Masih berlangusngnya kekerasan/perbudakan terhadap ABK Indonesia dikarenakan perlindungan terhadap mereka masih sangat lemah. Artinya negara belum hadir untuk memberikan perlindungan. Dari data KKP, terdapat sekitar 250 ribu ABK Indonesia yang bekerja di kapal penangkap ikan asing dan belum terlindungi. Artinya status mereka tidak diakui secara hukum/ilegal.

Banyaknya ABK asal Indonesia yang bekerja di luar negeri secara ilegal akibat dari carut marutnya tata kelola penanganan ABK Indonesia ke luar negeri.
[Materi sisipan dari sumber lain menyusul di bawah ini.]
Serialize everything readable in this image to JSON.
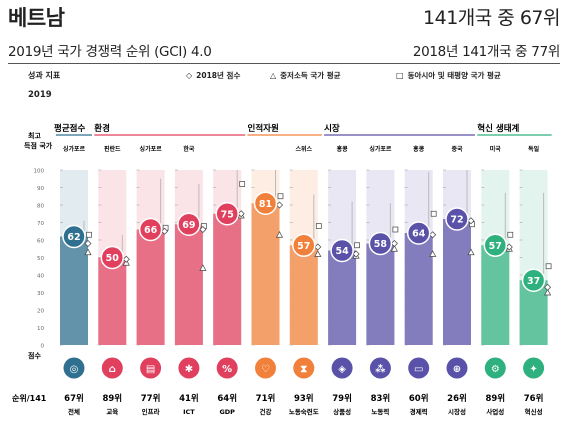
{
  "header": {
    "country": "베트남",
    "rank_2019": "141개국 중 67위",
    "gci_title": "2019년 국가 경쟁력 순위 (GCI) 4.0",
    "rank_2018": "2018년 141개국 중 77위"
  },
  "labels": {
    "performance": "성과 지표",
    "year": "2019",
    "best_country_line1": "최고",
    "best_country_line2": "득점 국가",
    "score_axis": "점수",
    "rank_axis": "순위/141"
  },
  "legend": {
    "score_2018": "2018년 점수",
    "middle_income_avg": "중저소득 국가 평균",
    "east_asia_pacific_avg": "동아시아 및 태평양 국가 평균"
  },
  "colors": {
    "overall": "#2f6f8f",
    "environment": "#e0405e",
    "human_capital": "#f0803a",
    "markets": "#5a52a8",
    "innovation": "#2fb07f"
  },
  "chart_data": {
    "type": "bar",
    "ylim": [
      0,
      100
    ],
    "yticks": [
      0,
      10,
      20,
      30,
      40,
      50,
      60,
      70,
      80,
      90,
      100
    ],
    "groups": [
      {
        "label": "평균점수",
        "color": "#2f6f8f",
        "start": 0,
        "end": 0
      },
      {
        "label": "환경",
        "color": "#e0405e",
        "start": 1,
        "end": 4
      },
      {
        "label": "인적자원",
        "color": "#f0803a",
        "start": 5,
        "end": 6
      },
      {
        "label": "시장",
        "color": "#5a52a8",
        "start": 7,
        "end": 10
      },
      {
        "label": "혁신 생태계",
        "color": "#2fb07f",
        "start": 11,
        "end": 12
      }
    ],
    "pillars": [
      {
        "name": "전체",
        "best": "싱가포르",
        "score": 62,
        "rank": "67위",
        "score_2018": 58,
        "mid_avg": 53,
        "east_avg": 63,
        "best_score": 71,
        "icon": "target-icon",
        "glyph": "◎"
      },
      {
        "name": "교육",
        "best": "핀란드",
        "score": 50,
        "rank": "89위",
        "score_2018": 49,
        "mid_avg": 47,
        "east_avg": null,
        "best_score": 63,
        "icon": "institution-icon",
        "glyph": "⌂"
      },
      {
        "name": "인프라",
        "best": "싱가포르",
        "score": 66,
        "rank": "77위",
        "score_2018": 65,
        "mid_avg": null,
        "east_avg": 67,
        "best_score": 95,
        "icon": "infrastructure-icon",
        "glyph": "▤"
      },
      {
        "name": "ICT",
        "best": "한국",
        "score": 69,
        "rank": "41위",
        "score_2018": 66,
        "mid_avg": 44,
        "east_avg": 68,
        "best_score": 92,
        "icon": "chip-icon",
        "glyph": "✱"
      },
      {
        "name": "GDP",
        "best": "",
        "score": 75,
        "rank": "64위",
        "score_2018": 75,
        "mid_avg": 74,
        "east_avg": 92,
        "best_score": 100,
        "icon": "gdp-icon",
        "glyph": "%"
      },
      {
        "name": "건강",
        "best": "",
        "score": 81,
        "rank": "71위",
        "score_2018": 80,
        "mid_avg": 63,
        "east_avg": 85,
        "best_score": 100,
        "icon": "health-icon",
        "glyph": "♡"
      },
      {
        "name": "노동숙련도",
        "best": "스위스",
        "score": 57,
        "rank": "93위",
        "score_2018": 56,
        "mid_avg": 52,
        "east_avg": 68,
        "best_score": 86,
        "icon": "skills-icon",
        "glyph": "⧗"
      },
      {
        "name": "상품성",
        "best": "홍콩",
        "score": 54,
        "rank": "79위",
        "score_2018": 52,
        "mid_avg": 51,
        "east_avg": 57,
        "best_score": 82,
        "icon": "tag-icon",
        "glyph": "◈"
      },
      {
        "name": "노동력",
        "best": "싱가포르",
        "score": 58,
        "rank": "83위",
        "score_2018": 58,
        "mid_avg": 55,
        "east_avg": 66,
        "best_score": 81,
        "icon": "people-icon",
        "glyph": "⁂"
      },
      {
        "name": "경제력",
        "best": "홍콩",
        "score": 64,
        "rank": "60위",
        "score_2018": 63,
        "mid_avg": 52,
        "east_avg": 75,
        "best_score": 99,
        "icon": "card-icon",
        "glyph": "▭"
      },
      {
        "name": "시장성",
        "best": "중국",
        "score": 72,
        "rank": "26위",
        "score_2018": 71,
        "mid_avg": 53,
        "east_avg": 69,
        "best_score": 100,
        "icon": "market-icon",
        "glyph": "⊕"
      },
      {
        "name": "사업성",
        "best": "미국",
        "score": 57,
        "rank": "89위",
        "score_2018": 56,
        "mid_avg": 55,
        "east_avg": 63,
        "best_score": 87,
        "icon": "business-icon",
        "glyph": "⚙"
      },
      {
        "name": "혁신성",
        "best": "독일",
        "score": 37,
        "rank": "76위",
        "score_2018": 33,
        "mid_avg": 30,
        "east_avg": 45,
        "best_score": 87,
        "icon": "innovation-icon",
        "glyph": "✦"
      }
    ]
  }
}
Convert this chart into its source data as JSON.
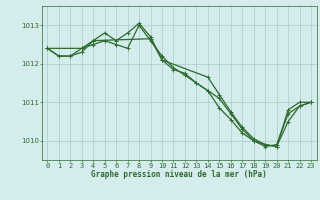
{
  "series": [
    {
      "x": [
        0,
        1,
        2,
        3,
        4,
        5,
        6,
        7,
        8,
        9,
        10,
        11,
        12,
        13,
        14,
        15,
        16,
        17,
        18,
        19,
        20,
        21,
        22,
        23
      ],
      "y": [
        1012.4,
        1012.2,
        1012.2,
        1012.4,
        1012.5,
        1012.6,
        1012.5,
        1012.4,
        1013.0,
        1012.6,
        1012.2,
        1011.9,
        1011.7,
        1011.5,
        1011.3,
        1011.1,
        1010.7,
        1010.3,
        1010.0,
        1009.9,
        1009.85,
        1010.8,
        1011.0,
        1011.0
      ]
    },
    {
      "x": [
        0,
        1,
        2,
        3,
        4,
        5,
        6,
        7,
        8,
        9,
        10,
        11,
        12,
        13,
        14,
        15,
        16,
        17,
        18,
        19,
        20,
        21,
        22,
        23
      ],
      "y": [
        1012.4,
        1012.2,
        1012.2,
        1012.3,
        1012.6,
        1012.8,
        1012.6,
        1012.8,
        1013.05,
        1012.7,
        1012.1,
        1011.85,
        1011.75,
        1011.5,
        1011.3,
        1010.85,
        1010.55,
        1010.2,
        1010.0,
        1009.85,
        1009.9,
        1010.7,
        1010.9,
        1011.0
      ]
    },
    {
      "x": [
        0,
        3,
        4,
        9,
        10,
        14,
        15,
        16,
        17,
        18,
        19,
        20,
        21,
        22,
        23
      ],
      "y": [
        1012.4,
        1012.4,
        1012.6,
        1012.65,
        1012.1,
        1011.65,
        1011.2,
        1010.75,
        1010.35,
        1010.05,
        1009.9,
        1009.85,
        1010.5,
        1010.9,
        1011.0
      ]
    }
  ],
  "xlim": [
    -0.5,
    23.5
  ],
  "ylim": [
    1009.5,
    1013.5
  ],
  "yticks": [
    1010,
    1011,
    1012,
    1013
  ],
  "xticks": [
    0,
    1,
    2,
    3,
    4,
    5,
    6,
    7,
    8,
    9,
    10,
    11,
    12,
    13,
    14,
    15,
    16,
    17,
    18,
    19,
    20,
    21,
    22,
    23
  ],
  "xlabel": "Graphe pression niveau de la mer (hPa)",
  "background_color": "#d4ecec",
  "grid_color": "#a8cccc",
  "line_color": "#2d6a2d",
  "label_fontsize": 5.5,
  "tick_fontsize": 5.0,
  "linewidth": 0.9,
  "markersize": 2.5,
  "markeredgewidth": 0.7
}
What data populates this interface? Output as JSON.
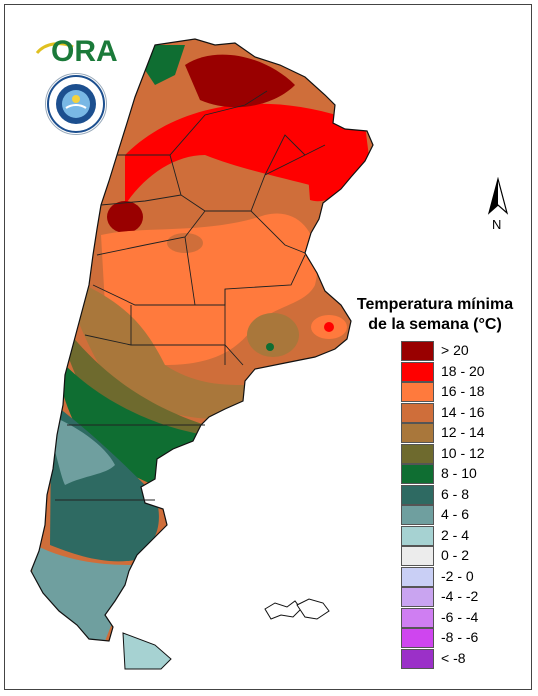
{
  "logo": {
    "text": "ORA",
    "seal_lettering": "SERVICIO METEOROLÓGICO NACIONAL ARGENTINA"
  },
  "north_arrow": {
    "label": "N"
  },
  "legend": {
    "title_line1": "Temperatura mínima",
    "title_line2": "de la semana (°C)",
    "items": [
      {
        "label": "> 20",
        "color": "#990000"
      },
      {
        "label": "18 - 20",
        "color": "#ff0000"
      },
      {
        "label": "16 - 18",
        "color": "#ff7a3d"
      },
      {
        "label": "14 - 16",
        "color": "#cf6e3a"
      },
      {
        "label": "12 - 14",
        "color": "#a9773b"
      },
      {
        "label": "10 - 12",
        "color": "#6e6a2e"
      },
      {
        "label": "8 - 10",
        "color": "#0f6e32"
      },
      {
        "label": "6 - 8",
        "color": "#2e6a62"
      },
      {
        "label": "4 - 6",
        "color": "#6f9f9f"
      },
      {
        "label": "2 - 4",
        "color": "#a6d2d2"
      },
      {
        "label": "0 - 2",
        "color": "#ececec"
      },
      {
        "label": "-2 - 0",
        "color": "#c9cff5"
      },
      {
        "label": "-4 - -2",
        "color": "#c9a4f0"
      },
      {
        "label": "-6 - -4",
        "color": "#cf7ef2"
      },
      {
        "label": "-8 - -6",
        "color": "#cf45ef"
      },
      {
        "label": "< -8",
        "color": "#9b30c8"
      }
    ]
  }
}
Pertama, terkait penanganan ABK Indonesia yang dikirim ke luar negeri belum satu pintu. Memang terdapat UU tentang Perlindungan Pekerja Migran Indonesia No.18/2017 yang memberikan kewenangan kepada Kementerian Ketenagakerjaan (kemnaker) untuk mengurus serta menangani tenaga kerja Indonesia di negara penempatan (baik di laut atau darat). Namun kementerian lainnya juga memiliki aturan sendiri. Contohnya sebelum UU No. 18/2017 terbit, Dirjen Perhubungan Laut telah memiliki regulasi sendiri yang mengatur ABK melalui perpres. Artinya, saat ini penanganan ABK di Indonesia kiblatnya belum jelas. Akibatnya Kemnaker tak mampu memantau jumlah dan keabsahan agen penyalur ABK ke luar negeri serta tidak memiliki data akurat terkait berapa jumlah ABK Indonesia yang bekerja di kapal penangkap ikan asing, dimana saja mereka ditempatkan dan seperti apa kondisi mereka.
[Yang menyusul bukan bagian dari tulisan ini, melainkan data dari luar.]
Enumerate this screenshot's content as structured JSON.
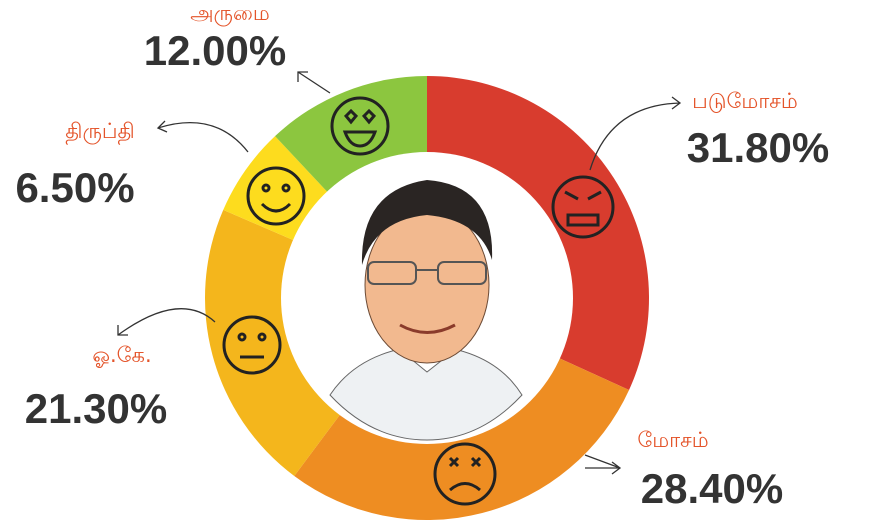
{
  "chart_data": {
    "type": "donut",
    "categories": [
      "படுமோசம்",
      "மோசம்",
      "ஓ.கே.",
      "திருப்தி",
      "அருமை"
    ],
    "values": [
      31.8,
      28.4,
      21.3,
      6.5,
      12.0
    ],
    "value_labels": [
      "31.80%",
      "28.40%",
      "21.30%",
      "6.50%",
      "12.00%"
    ],
    "colors": [
      "#d83c2e",
      "#ee8d22",
      "#f4b61c",
      "#fddc1e",
      "#8cc63f"
    ]
  }
}
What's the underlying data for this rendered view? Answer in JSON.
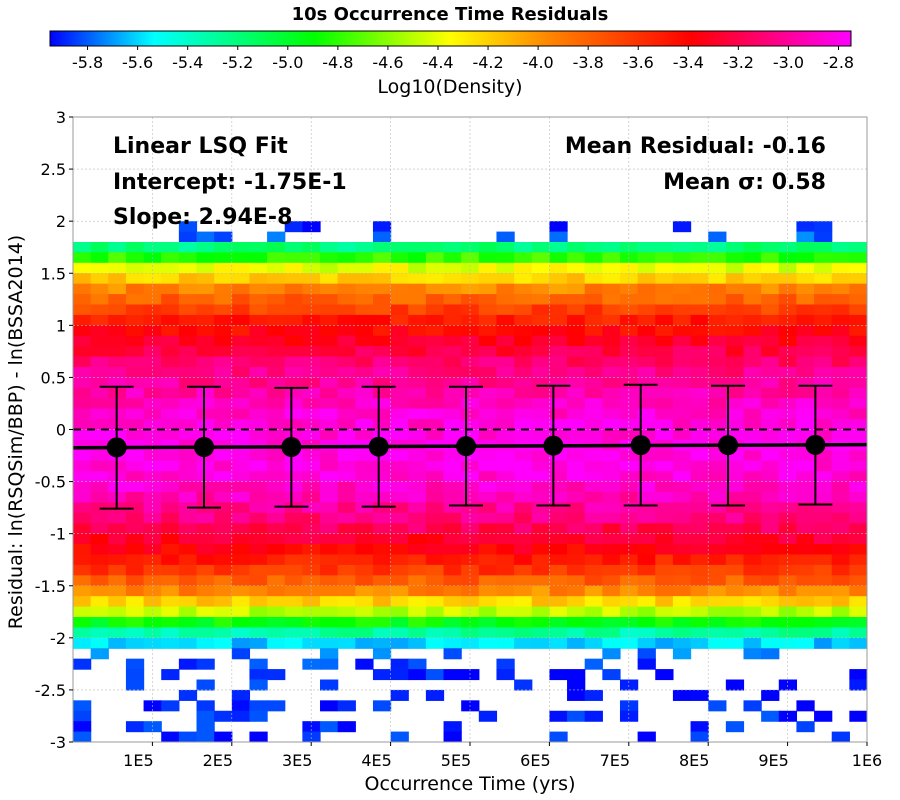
{
  "chart_data": {
    "type": "heatmap",
    "title": "10s Occurrence Time Residuals",
    "colorbar": {
      "label": "Log10(Density)",
      "range": [
        -5.95,
        -2.75
      ],
      "ticks": [
        "-5.8",
        "-5.6",
        "-5.4",
        "-5.2",
        "-5.0",
        "-4.8",
        "-4.6",
        "-4.4",
        "-4.2",
        "-4.0",
        "-3.8",
        "-3.6",
        "-3.4",
        "-3.2",
        "-3.0",
        "-2.8"
      ],
      "tick_values": [
        -5.8,
        -5.6,
        -5.4,
        -5.2,
        -5.0,
        -4.8,
        -4.6,
        -4.4,
        -4.2,
        -4.0,
        -3.8,
        -3.6,
        -3.4,
        -3.2,
        -3.0,
        -2.8
      ],
      "colors": [
        "#0000ff",
        "#00ffff",
        "#00ff00",
        "#ffff00",
        "#ff8800",
        "#ff0000",
        "#ff00ff"
      ]
    },
    "xlabel": "Occurrence Time (yrs)",
    "ylabel": "Residual: ln(RSQSim/BBP) - ln(BSSA2014)",
    "xlim": [
      0,
      1000000
    ],
    "ylim": [
      -3,
      3
    ],
    "x_ticks": [
      "1E5",
      "2E5",
      "3E5",
      "4E5",
      "5E5",
      "6E5",
      "7E5",
      "8E5",
      "9E5",
      "1E6"
    ],
    "x_tick_values": [
      100000,
      200000,
      300000,
      400000,
      500000,
      600000,
      700000,
      800000,
      900000,
      1000000
    ],
    "y_ticks": [
      "3",
      "2.5",
      "2",
      "1.5",
      "1",
      "0.5",
      "0",
      "-0.5",
      "-1",
      "-1.5",
      "-2",
      "-2.5",
      "-3"
    ],
    "y_tick_values": [
      3,
      2.5,
      2,
      1.5,
      1,
      0.5,
      0,
      -0.5,
      -1,
      -1.5,
      -2,
      -2.5,
      -3
    ],
    "grid": true,
    "zero_line": "dashed",
    "heatmap": {
      "n_x_bins": 45,
      "bin_height": 0.1,
      "density_bins": [
        {
          "y": 1.95,
          "log10_density": -5.9
        },
        {
          "y": 1.85,
          "log10_density": -5.8
        },
        {
          "y": 1.75,
          "log10_density": -5.2
        },
        {
          "y": 1.65,
          "log10_density": -4.8
        },
        {
          "y": 1.55,
          "log10_density": -4.4
        },
        {
          "y": 1.45,
          "log10_density": -4.2
        },
        {
          "y": 1.35,
          "log10_density": -3.95
        },
        {
          "y": 1.25,
          "log10_density": -3.8
        },
        {
          "y": 1.15,
          "log10_density": -3.65
        },
        {
          "y": 1.05,
          "log10_density": -3.5
        },
        {
          "y": 0.95,
          "log10_density": -3.4
        },
        {
          "y": 0.85,
          "log10_density": -3.3
        },
        {
          "y": 0.75,
          "log10_density": -3.22
        },
        {
          "y": 0.65,
          "log10_density": -3.12
        },
        {
          "y": 0.55,
          "log10_density": -3.05
        },
        {
          "y": 0.45,
          "log10_density": -3.0
        },
        {
          "y": 0.35,
          "log10_density": -2.95
        },
        {
          "y": 0.25,
          "log10_density": -2.9
        },
        {
          "y": 0.15,
          "log10_density": -2.86
        },
        {
          "y": 0.05,
          "log10_density": -2.84
        },
        {
          "y": -0.05,
          "log10_density": -2.82
        },
        {
          "y": -0.15,
          "log10_density": -2.8
        },
        {
          "y": -0.25,
          "log10_density": -2.8
        },
        {
          "y": -0.35,
          "log10_density": -2.82
        },
        {
          "y": -0.45,
          "log10_density": -2.85
        },
        {
          "y": -0.55,
          "log10_density": -2.88
        },
        {
          "y": -0.65,
          "log10_density": -2.93
        },
        {
          "y": -0.75,
          "log10_density": -3.0
        },
        {
          "y": -0.85,
          "log10_density": -3.08
        },
        {
          "y": -0.95,
          "log10_density": -3.18
        },
        {
          "y": -1.05,
          "log10_density": -3.28
        },
        {
          "y": -1.15,
          "log10_density": -3.38
        },
        {
          "y": -1.25,
          "log10_density": -3.5
        },
        {
          "y": -1.35,
          "log10_density": -3.62
        },
        {
          "y": -1.45,
          "log10_density": -3.78
        },
        {
          "y": -1.55,
          "log10_density": -3.95
        },
        {
          "y": -1.65,
          "log10_density": -4.2
        },
        {
          "y": -1.75,
          "log10_density": -4.5
        },
        {
          "y": -1.85,
          "log10_density": -4.9
        },
        {
          "y": -1.95,
          "log10_density": -5.3
        },
        {
          "y": -2.05,
          "log10_density": -5.6
        },
        {
          "y": -2.15,
          "log10_density": -5.75
        },
        {
          "y": -2.25,
          "log10_density": -5.85
        },
        {
          "y": -2.35,
          "log10_density": -5.9
        },
        {
          "y": -2.45,
          "log10_density": -5.9
        },
        {
          "y": -2.55,
          "log10_density": -5.9
        },
        {
          "y": -2.65,
          "log10_density": -5.9
        },
        {
          "y": -2.75,
          "log10_density": -5.9
        },
        {
          "y": -2.85,
          "log10_density": -5.9
        },
        {
          "y": -2.95,
          "log10_density": -5.9
        }
      ]
    },
    "fit_line": {
      "x": [
        0,
        1000000
      ],
      "y": [
        -0.175,
        -0.1456
      ]
    },
    "binned_means": {
      "x": [
        55000,
        165000,
        275000,
        385000,
        495000,
        605000,
        715000,
        825000,
        935000
      ],
      "mean": [
        -0.172,
        -0.168,
        -0.168,
        -0.165,
        -0.16,
        -0.155,
        -0.15,
        -0.15,
        -0.148
      ],
      "upper": [
        0.41,
        0.41,
        0.4,
        0.41,
        0.41,
        0.42,
        0.43,
        0.42,
        0.42
      ],
      "lower": [
        -0.76,
        -0.75,
        -0.74,
        -0.74,
        -0.73,
        -0.73,
        -0.73,
        -0.73,
        -0.72
      ]
    },
    "annotations": {
      "fit_title": "Linear LSQ Fit",
      "intercept": "Intercept: -1.75E-1",
      "slope": "Slope: 2.94E-8",
      "mean_residual": "Mean Residual: -0.16",
      "mean_sigma": "Mean σ: 0.58"
    }
  }
}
Selanjutnya, Indonesia belum meratifikasi Konvensi ILO C-188 (Konvensi ILO No. 188 Tahun 2007). Indonesia baru meratifikasi Intemational Convention on Standards of Training, Certification and Watchkeeping for Fishing Vessel Personnel, 1995 (STCW-F 1995) melalui Perpres No.18/2019 dan maritime convention (hanya mengatur tentang tenaga kerja untuk kapal niaga, bukan kapal penangkap ikan). Sedangkan Konvensi ILO C-188 terkait pekerjaan dalam penangkapan ikan belum diratifikasi. Akibatnya, 1). Secara spesifik permasalahan terkait ABK belum dibahas secara mendalam pada UU No.18/2017, 2). Kementerian terkait mengeluarkan aturan sendiri-sendiri serta berjalan masing-masing. Padahal terkait kewenangan penanganan ABK berada di Kemenaker, hal tersebut sesuai dengan UU No.18/2017 dan konvensi ILO C-188.

Ketiga, istilah yang digunakan oleh Pemerintah Indonesia dalam mendefinisikan orang yang bekerja di kapal penangkap ikan tidak sesuai dengan istilah dalam konvensi ILO C-188. Seperti pada bagian I (definisi dan ruang lingkup) Pasal 1 point (e) konvensi ILO C-188 menggunakan istilah “awak kapal perikanan”, sedangkan pada pada UU No.18/2017 Pasal 4, ayat (1) point (e) menggunakan istilah “pelaut awak kapal” dan “pelaut perikanan”. Akhinya menghasilkan istilah yang tidak sesuai dengan Konvensi ILO C-188 Tahun 2007.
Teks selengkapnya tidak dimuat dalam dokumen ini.